インドから帰ってボクは白いご飯とみそ汁が一番ありがたかった。
伝染病の検査をしに保健所を訪れもした。
結果が出るまでにたくさんたまったフィルムを現像にだす。
だめでもともととおもいながら旅行者を通して航空会社にクレームを出しにもいった。FAXを送ったり電話していただいたが全く何の連絡もないままだった。ボクは自己管理の必要性と緊急時のリスクについて身にしみる思いだった。
幸い伝染病は何もなく。

夜勤のホテルのフロントも再開することにした。責任者が暖かく迎えてくださった。一ヶ月遊んでいたので仕事がなれるまで一ヶ月はかかった。

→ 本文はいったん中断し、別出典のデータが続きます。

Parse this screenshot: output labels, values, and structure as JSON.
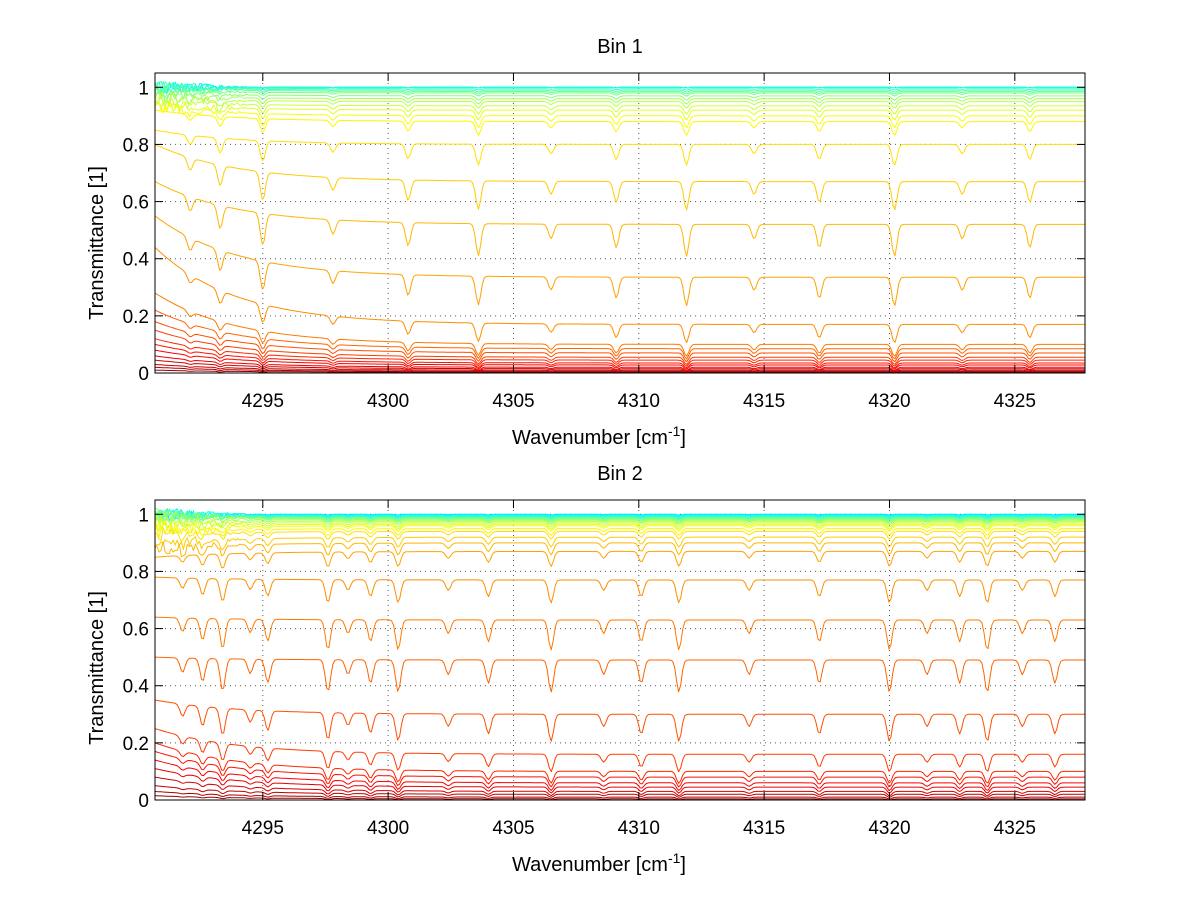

そのうちに大学の授業も始まり新しい課題の取材を重ねたりするうちに日々はあっという間に過ぎ去る。
家族からはインドから帰ってきたときの肌が一番きれいだったと言われた。男だから肌のことはあまり気にならないが添加物やらその頃のインドはあまり入っていなかったのかもしれない。

新しい日本画の制作の課題で写生をするために京都市内をバイクで走り回っていると京都の山並みの美しさを初めて感じられるようになった。

子供の頃の遊び場だった花山稲荷の参道の桜並木を写生したい衝動に駆られて写生した。これがインドから帰って初めてボクが感じたありのままの日本である。

夜勤のバイトにバイクで通う道の途上で山科が一望できる夜景の名所が有る。夜景がとても美しく感じられるようになったのはネパールで電気が二日に一日しかつかない生活を体験したことのおかげであるだろう。

インドに行くまでに目にも留めなかった日常が非凡な美しさを持ってボクにむかってくる。これはとても貴重な経験であったとおもう。

平凡の中の非凡。これがぼくの芸術に対する基本的なポリシーとなったのはこの頃からと言えるだろう。